About the Role
We’re looking for a Data Engineer to join our growing data team. In this role, you’ll help design, build, and maintain scalable data pipelines and platforms. You’ll collaborate with data scientists, analysts, and product teams to support reliable data flows, build high quality datasets, and contribute to the evolution of our data infrastructure.
This is a hands-on role for someone who enjoys working with modern data tools, stream and batch processing, and scalable data systems.
What You’ll Do
- Contribute to the design and development of real-time and batch data pipelines using Kafka, Spark, and Airflow.
- Support schema design, optimization, and performance tuning for ClickHouse.
- Help build and maintain ETL/ELT workflows to bring data from MySQL and other sources into ClickHouse.
- Assist in developing CDC pipelines using Kafka Connect, Debezium, and Schema Registry.
- Work with MinIO for object storage and distributed data access.
- Write clean and maintainable code in Python or Java.
- Build and support reusable datasets for analytics and self-service dashboards via Metabase.
- Monitor data pipeline health and performance using Grafana and Prometheus.
- Deploy and manage data services and applications on Kubernetes (containerization, manifests, Helm charts, etc.).
- Contribute to CI/CD workflows using Argo (Argo Workflows or Argo CD).
- Collaborate with BI and data science teams to improve data accessibility, quality, and documentation.
Required Qualifications
- 2–3 years of experience as a data engineer or in a similar data-focused role.

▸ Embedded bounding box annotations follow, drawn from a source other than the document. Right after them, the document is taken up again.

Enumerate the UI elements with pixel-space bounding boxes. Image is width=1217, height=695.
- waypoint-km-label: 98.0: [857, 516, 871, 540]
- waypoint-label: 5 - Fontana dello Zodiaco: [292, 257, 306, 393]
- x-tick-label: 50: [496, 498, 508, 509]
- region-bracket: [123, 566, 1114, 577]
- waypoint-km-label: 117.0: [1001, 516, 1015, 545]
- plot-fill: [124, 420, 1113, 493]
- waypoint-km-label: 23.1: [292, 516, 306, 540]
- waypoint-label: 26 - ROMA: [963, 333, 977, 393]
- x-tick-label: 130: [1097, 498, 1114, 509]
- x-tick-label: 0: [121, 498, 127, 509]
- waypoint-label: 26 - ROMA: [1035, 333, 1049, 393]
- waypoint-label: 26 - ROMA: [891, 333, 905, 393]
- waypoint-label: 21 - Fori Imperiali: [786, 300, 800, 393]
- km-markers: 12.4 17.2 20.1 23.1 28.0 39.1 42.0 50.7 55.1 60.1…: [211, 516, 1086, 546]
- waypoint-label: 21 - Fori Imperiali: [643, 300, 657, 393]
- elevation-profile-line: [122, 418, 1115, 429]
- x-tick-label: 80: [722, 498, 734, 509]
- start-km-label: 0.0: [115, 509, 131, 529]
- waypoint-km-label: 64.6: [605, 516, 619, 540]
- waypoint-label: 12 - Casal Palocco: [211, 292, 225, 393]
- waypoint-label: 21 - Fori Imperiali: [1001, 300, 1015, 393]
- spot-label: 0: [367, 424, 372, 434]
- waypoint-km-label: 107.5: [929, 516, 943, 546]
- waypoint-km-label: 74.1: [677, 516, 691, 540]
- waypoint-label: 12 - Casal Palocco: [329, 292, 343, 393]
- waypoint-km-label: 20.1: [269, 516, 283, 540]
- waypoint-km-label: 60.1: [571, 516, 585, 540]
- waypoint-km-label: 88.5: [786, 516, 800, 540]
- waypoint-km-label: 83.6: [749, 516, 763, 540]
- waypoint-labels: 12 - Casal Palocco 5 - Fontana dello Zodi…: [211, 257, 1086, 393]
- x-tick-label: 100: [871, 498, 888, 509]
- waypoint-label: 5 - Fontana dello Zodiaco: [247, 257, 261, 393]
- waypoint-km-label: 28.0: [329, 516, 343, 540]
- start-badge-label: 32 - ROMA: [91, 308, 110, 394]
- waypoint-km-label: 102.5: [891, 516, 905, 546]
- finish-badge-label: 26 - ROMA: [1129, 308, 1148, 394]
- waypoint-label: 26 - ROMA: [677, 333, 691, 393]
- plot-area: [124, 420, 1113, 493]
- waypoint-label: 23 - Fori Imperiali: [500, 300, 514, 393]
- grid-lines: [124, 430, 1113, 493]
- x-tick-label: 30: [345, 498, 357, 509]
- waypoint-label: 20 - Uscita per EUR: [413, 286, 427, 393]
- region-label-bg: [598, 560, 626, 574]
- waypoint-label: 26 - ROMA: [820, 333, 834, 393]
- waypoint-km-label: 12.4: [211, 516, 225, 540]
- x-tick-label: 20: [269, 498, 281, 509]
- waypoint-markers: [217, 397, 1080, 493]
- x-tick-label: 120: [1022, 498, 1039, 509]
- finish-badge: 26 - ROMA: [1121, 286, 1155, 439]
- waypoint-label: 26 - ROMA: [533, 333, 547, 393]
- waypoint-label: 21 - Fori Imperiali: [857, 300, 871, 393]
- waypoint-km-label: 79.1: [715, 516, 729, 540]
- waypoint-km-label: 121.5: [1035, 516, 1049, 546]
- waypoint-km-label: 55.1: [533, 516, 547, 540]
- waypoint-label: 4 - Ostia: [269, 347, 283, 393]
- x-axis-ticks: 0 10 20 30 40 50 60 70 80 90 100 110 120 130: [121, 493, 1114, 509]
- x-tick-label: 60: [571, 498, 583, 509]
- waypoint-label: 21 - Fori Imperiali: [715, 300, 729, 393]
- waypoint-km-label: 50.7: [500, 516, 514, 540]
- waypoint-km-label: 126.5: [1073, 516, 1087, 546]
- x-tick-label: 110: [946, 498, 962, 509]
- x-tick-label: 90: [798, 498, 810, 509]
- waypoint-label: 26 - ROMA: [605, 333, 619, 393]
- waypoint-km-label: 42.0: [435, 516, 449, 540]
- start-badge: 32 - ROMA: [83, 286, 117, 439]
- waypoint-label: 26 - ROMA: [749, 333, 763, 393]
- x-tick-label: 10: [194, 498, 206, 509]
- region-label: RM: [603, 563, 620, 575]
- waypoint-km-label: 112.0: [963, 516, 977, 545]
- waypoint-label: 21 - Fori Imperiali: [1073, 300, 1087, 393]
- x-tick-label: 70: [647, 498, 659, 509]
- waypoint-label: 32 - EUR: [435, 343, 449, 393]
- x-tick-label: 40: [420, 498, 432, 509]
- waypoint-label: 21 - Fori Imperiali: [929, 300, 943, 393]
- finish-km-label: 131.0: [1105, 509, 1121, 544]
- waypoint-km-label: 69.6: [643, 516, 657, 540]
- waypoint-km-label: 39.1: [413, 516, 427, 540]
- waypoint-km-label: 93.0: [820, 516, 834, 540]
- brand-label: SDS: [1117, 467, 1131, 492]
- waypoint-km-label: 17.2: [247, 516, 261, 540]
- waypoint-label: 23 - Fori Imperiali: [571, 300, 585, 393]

- Proficiency in Python and/or Java.
- Hands-on experience with ClickHouse (schema design, query optimization, or production usage).
- Working knowledge of Kafka, Kafka Connect, and Schema Registry.
- Experience building ETL/ELT workflows; familiarity with CDC concepts.
- Practical experience with Apache Airflow.
- Strong SQL skills and experience with MySQL or similar RDBMS.
- Experience with or exposure to Metabase for BI and self-service analytics.
- Experience working with MinIO or similar object storage layers.
- Experience with Spark or PySpark.
- Working knowledge of Docker and deploying applications/services on Kubernetes.
- Familiarity with Argo Workflows or Argo CD for automation and deployment.
- Understanding of monitoring tools like Grafana and Prometheus.